1 minute ago, BaloneyOs said:

Think about how stupid the pitcher pump design is for late game. I think the reason pitcher pump doesn't have a late game alternative so far is because they want you to deal with pooling a body of water and also dupe labor.

There is a late game alternative, which is called liquid pump. Early on you need a pitcher pump and a bottle emptier to move water. Later you can use a liquid pump and a liquid valve to accomplish the same task. This means the pitcher pump is reduced to deliver to buildings requiring bottled water. Hydroponic farms and sinks means the bottle requirements will drop. While bottles will not vanish entirely, most water tasks will transform into dupe-less tasks.

8 minutes ago, BaloneyOs said:

If they wanted

Unless there is some Klei statement I don't know about, then "what they want" is pure speculation and shouldn't restrict creative thinking on the forum. I will not rule out that you are right, but at the same time the whole deal with the reaction to the water sieve change is unlikely to have gone unnoticed. What Klei wanted a month ago might not be precisely the same as what they want tomorrow.

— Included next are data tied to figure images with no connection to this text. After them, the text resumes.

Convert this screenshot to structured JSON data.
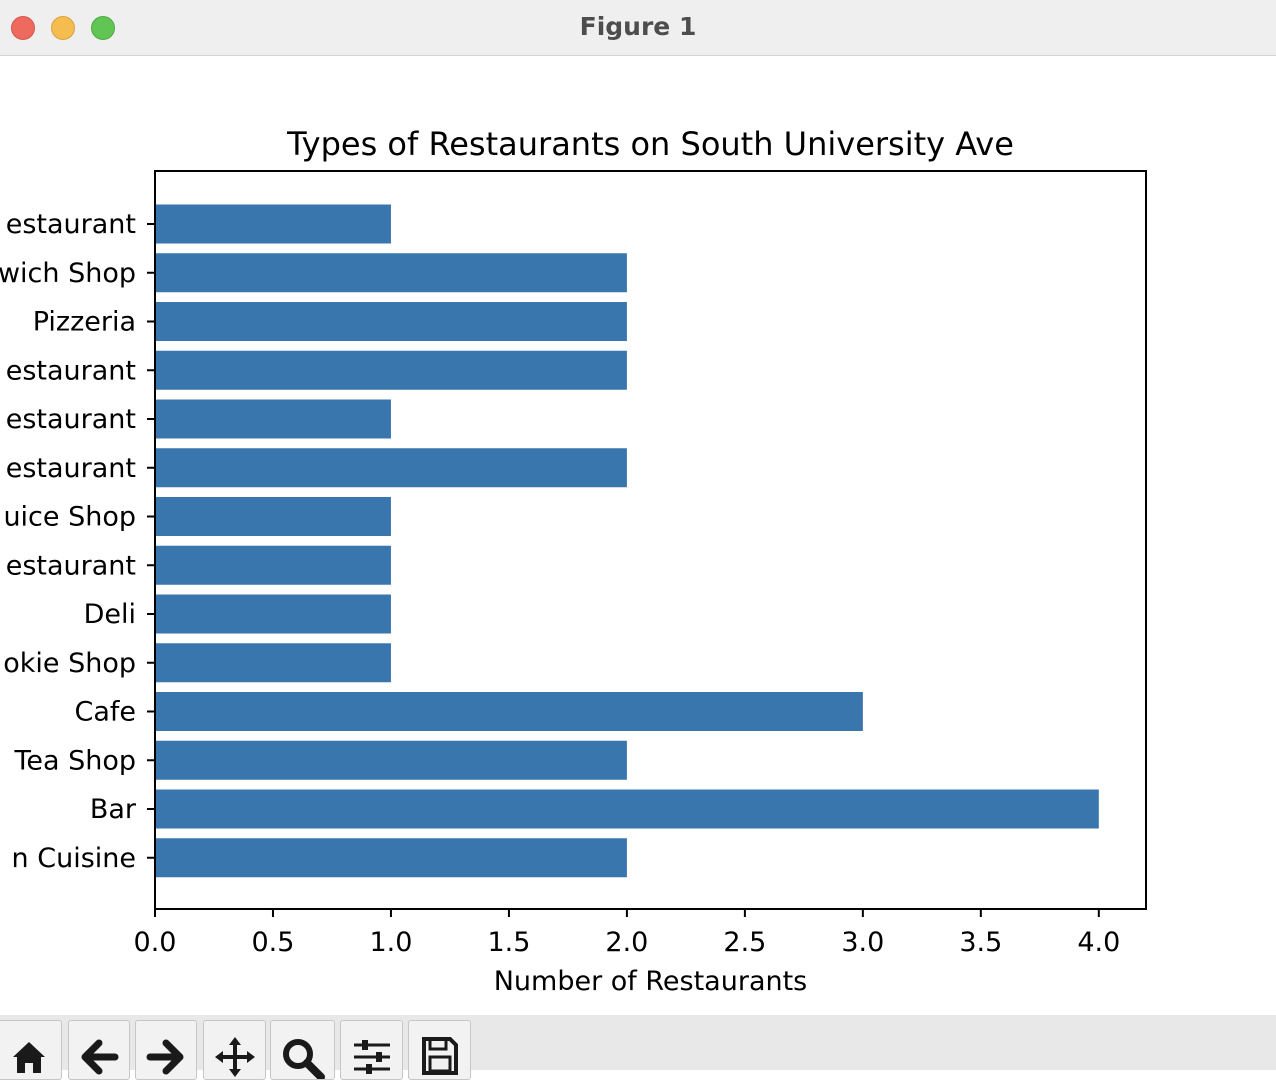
{
  "window": {
    "title": "Figure 1"
  },
  "chart_data": {
    "type": "bar",
    "orientation": "horizontal",
    "title": "Types of Restaurants on South University Ave",
    "xlabel": "Number of Restaurants",
    "ylabel": "",
    "xlim": [
      0,
      4.2
    ],
    "xticks": [
      "0.0",
      "0.5",
      "1.0",
      "1.5",
      "2.0",
      "2.5",
      "3.0",
      "3.5",
      "4.0"
    ],
    "categories_partially_visible": true,
    "categories": [
      "estaurant",
      "wich Shop",
      "Pizzeria",
      "estaurant",
      "estaurant",
      "estaurant",
      "uice Shop",
      "estaurant",
      "Deli",
      "okie Shop",
      "Cafe",
      "Tea Shop",
      "Bar",
      "n Cuisine"
    ],
    "values": [
      1,
      2,
      2,
      2,
      1,
      2,
      1,
      1,
      1,
      1,
      3,
      2,
      4,
      2
    ],
    "bar_color": "#3a76ae",
    "grid": false,
    "legend": "none"
  },
  "toolbar": {
    "buttons": [
      {
        "icon": "home-icon",
        "label": "Home"
      },
      {
        "icon": "back-arrow-icon",
        "label": "Back"
      },
      {
        "icon": "forward-arrow-icon",
        "label": "Forward"
      },
      {
        "icon": "pan-icon",
        "label": "Pan"
      },
      {
        "icon": "zoom-icon",
        "label": "Zoom"
      },
      {
        "icon": "subplots-icon",
        "label": "Configure subplots"
      },
      {
        "icon": "save-icon",
        "label": "Save"
      }
    ]
  }
}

After the whole water sieve "discussion" it became clear that there are a lot of "I don't want that", but it contained very little of what people actually want. This thread is to brainstorm for ideas and figuring out what people actually want other than just being against whatever happens. Quite frankly, whatever Klei wants is irrelevant to this thread. This is about what we want and we need freedom to voice whatever idea we can come up with (good or bad).

Sure it's possible Klei will read this and go "we will never do that", but that's for Klei to decide. Since we don't know what they want, let's just assume they want to read whatever we can come up with.